Lo hizo, luego de enterarse de que la familia de su cuñada, no estaba interesada en adoptarlo como un miembro más de la familia. Las razones debieron ser nefastas para evitarlo. Todavía rondaba en sus cerebros la mala decisión del matrimonio, y era posible que responsabilizaran a Ezequiel de su muerte. «...robó su juventud y su vida», fue un comentario necio que llegó a varios oídos el día del sepelio.

Un mal recuerdo, así fuera prescrito en un infante inocente, no dejaba de ser una tortura. Abigail cambió imprevistamente de profesión sin consultarle a Dios. Se había quitado la vestimenta de «sor» para convertirse en madre sustituta, cuando todavía sentía la fortaleza de su espíritu. Consideró el nuevo reto como una prueba de vida espiritual, porque la indumentaria continuaba presente en sus acciones, y casi que se advertía en la ropa que frecuentaba. Los tonos oscuros en la gama de grises, eran los preferidos.

La casa de Antoon ostentaba una especie de aire místico, por lo que no había duda que creció untado de los aceites clericales, y salpicado de rezos durante el día cada día de su existencia. Exteriorizaba una moral bien instituida, que era complejo atravesar su cascarón con un mal pensamiento.

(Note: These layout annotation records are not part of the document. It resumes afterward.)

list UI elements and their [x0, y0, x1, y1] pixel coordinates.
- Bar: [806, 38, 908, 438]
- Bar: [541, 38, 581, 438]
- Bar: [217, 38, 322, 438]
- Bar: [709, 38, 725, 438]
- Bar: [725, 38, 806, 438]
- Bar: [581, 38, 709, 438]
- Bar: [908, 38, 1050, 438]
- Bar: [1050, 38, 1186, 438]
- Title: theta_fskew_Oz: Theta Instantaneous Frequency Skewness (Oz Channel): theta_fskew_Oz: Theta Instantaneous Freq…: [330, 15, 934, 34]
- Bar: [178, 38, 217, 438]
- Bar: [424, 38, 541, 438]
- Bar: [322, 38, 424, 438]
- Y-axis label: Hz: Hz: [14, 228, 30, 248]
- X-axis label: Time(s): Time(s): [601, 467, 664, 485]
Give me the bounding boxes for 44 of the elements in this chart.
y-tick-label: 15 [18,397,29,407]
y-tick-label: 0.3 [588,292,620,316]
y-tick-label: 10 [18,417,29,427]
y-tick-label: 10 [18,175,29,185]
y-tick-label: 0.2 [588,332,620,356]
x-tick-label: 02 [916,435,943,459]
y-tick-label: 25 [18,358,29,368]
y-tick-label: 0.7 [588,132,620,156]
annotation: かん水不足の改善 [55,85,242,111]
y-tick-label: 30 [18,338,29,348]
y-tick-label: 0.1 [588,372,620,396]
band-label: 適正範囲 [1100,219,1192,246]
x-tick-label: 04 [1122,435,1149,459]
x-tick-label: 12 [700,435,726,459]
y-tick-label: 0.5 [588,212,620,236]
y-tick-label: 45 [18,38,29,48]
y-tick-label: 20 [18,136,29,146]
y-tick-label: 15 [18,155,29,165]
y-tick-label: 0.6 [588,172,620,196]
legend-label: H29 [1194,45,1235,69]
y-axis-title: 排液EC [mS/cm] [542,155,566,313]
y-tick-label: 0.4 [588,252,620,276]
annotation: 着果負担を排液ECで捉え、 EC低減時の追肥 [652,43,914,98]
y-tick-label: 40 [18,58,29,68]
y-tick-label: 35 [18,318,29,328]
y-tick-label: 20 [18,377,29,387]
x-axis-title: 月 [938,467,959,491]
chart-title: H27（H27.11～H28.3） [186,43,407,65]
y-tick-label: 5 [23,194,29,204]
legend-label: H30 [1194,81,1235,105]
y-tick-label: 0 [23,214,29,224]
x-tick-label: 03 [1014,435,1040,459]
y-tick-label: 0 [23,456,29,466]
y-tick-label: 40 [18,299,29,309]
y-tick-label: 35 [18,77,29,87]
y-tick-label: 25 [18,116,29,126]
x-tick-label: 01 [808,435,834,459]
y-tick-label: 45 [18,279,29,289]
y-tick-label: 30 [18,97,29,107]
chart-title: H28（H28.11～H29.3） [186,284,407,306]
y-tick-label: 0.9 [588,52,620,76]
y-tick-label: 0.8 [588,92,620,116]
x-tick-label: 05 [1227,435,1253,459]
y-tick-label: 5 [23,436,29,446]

Con los aderezos de la vida espiritual rondando entre sus juguetes, no era complejo asegurar que sus amigos imaginarios eran ángeles. Y el piano, su amigo instrumental que le daba lecciones de vida pagadas a un tutor particular por su padre Ezequiel.

No obstante, tuvo sus amigos como cualquier otro. Y seguramente, su corazón se descompuso por alguna falda que rozara sus instintos, sin que trascendiera esa barrera. Ya llegaría la hora.